Asunción Ocasio

Personal information
- Full name: Asunción Ocasio Rodríguez
- Nationality: Puerto Rican
- Born: 6 June 1987 (age 39) Boston, Massachusetts
- Height: 1.75 m (5 ft 9 in)
- Weight: 66 kg (146 lb)

Sport
- Sport: Taekwondo
- Event: 67 kg

Medal record
Representing Puerto Rico
Pan American Games
| Bronze medal – third place | 2007 Rio de Janeiro | -67 kg |
Central American and Caribbean Games
| Gold medal – first place | 2010 Mayaguez | -67 kg |

= Asunción Ocasio =

Puerto Rican taekwondo practitioner

Asunción Ocasio Rodríguez (born June 6, 1987) is a Puerto Rican taekwondo practitioner.
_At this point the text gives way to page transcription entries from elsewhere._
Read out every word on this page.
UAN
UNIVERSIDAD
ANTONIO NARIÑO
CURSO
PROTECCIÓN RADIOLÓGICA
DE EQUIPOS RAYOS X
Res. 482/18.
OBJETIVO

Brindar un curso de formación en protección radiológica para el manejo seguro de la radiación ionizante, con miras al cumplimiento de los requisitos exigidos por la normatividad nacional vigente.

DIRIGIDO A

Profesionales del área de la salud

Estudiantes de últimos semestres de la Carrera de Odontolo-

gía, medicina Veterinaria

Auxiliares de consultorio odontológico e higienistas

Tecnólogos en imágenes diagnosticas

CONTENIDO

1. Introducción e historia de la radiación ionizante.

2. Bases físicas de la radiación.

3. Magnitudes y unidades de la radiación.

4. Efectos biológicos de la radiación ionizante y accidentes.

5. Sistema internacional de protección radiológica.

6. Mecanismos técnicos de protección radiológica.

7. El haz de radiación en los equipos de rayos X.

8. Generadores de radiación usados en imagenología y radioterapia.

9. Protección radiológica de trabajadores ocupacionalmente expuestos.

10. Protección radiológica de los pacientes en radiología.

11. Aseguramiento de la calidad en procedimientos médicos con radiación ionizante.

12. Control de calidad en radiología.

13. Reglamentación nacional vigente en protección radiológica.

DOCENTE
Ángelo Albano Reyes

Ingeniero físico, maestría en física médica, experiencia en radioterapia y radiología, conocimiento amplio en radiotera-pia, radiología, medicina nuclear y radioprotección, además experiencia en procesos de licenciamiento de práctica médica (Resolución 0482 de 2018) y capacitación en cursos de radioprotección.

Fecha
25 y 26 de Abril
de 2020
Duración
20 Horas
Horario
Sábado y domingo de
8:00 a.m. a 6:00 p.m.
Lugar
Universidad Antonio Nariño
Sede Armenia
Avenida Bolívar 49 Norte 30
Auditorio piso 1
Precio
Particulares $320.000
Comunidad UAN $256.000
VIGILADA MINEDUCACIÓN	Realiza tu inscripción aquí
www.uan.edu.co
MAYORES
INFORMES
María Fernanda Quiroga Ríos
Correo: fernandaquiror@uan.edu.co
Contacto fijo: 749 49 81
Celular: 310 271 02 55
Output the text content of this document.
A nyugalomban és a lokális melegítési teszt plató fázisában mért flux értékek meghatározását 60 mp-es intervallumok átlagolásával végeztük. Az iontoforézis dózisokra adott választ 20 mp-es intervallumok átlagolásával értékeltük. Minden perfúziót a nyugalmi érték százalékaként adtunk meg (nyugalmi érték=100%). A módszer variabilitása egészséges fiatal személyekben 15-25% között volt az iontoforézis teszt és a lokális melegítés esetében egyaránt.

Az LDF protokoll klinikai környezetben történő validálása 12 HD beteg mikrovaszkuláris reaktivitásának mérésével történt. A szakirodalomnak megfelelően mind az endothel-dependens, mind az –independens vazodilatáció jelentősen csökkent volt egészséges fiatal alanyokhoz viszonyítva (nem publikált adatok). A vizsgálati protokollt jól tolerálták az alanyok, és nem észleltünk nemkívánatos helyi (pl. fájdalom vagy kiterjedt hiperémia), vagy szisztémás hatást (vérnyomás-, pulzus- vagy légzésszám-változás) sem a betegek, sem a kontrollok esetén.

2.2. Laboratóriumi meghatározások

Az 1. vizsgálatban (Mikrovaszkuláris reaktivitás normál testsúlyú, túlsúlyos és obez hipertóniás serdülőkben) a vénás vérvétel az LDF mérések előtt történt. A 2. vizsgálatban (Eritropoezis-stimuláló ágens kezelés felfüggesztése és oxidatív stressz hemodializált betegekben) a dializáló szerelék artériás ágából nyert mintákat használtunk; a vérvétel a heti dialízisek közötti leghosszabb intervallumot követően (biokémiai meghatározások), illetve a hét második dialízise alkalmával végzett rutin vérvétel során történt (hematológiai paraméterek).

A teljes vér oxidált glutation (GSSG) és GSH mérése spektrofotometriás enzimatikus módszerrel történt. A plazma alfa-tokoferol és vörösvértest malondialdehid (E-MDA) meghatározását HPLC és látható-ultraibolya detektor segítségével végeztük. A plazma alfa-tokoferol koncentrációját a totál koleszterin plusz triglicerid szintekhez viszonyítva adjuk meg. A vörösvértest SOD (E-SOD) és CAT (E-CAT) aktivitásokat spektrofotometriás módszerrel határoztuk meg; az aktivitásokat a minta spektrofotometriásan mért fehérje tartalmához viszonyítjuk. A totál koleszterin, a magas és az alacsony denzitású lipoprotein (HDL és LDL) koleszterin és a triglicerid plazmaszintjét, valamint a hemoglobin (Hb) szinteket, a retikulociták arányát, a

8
Ocasio qualified for the women's 67 kg class at the 2008 Summer Olympics in Beijing, after placing third from the Pan American Qualification Tournament in Cali, Colombia. She defeated Greece's Elisavet Mystakidou and Germany's Helena Fromm in the first two rounds, before losing out the semi-final match by a unanimous decision to Canada's Karine Sergerie, with a score of 0–2. Ocasio automatically qualified for the bronze medal bout, where she narrowly lost Puerto Rico's first ever medal at these Olympic games by Croatia's Sandra Šarić, with a final score of 1–5.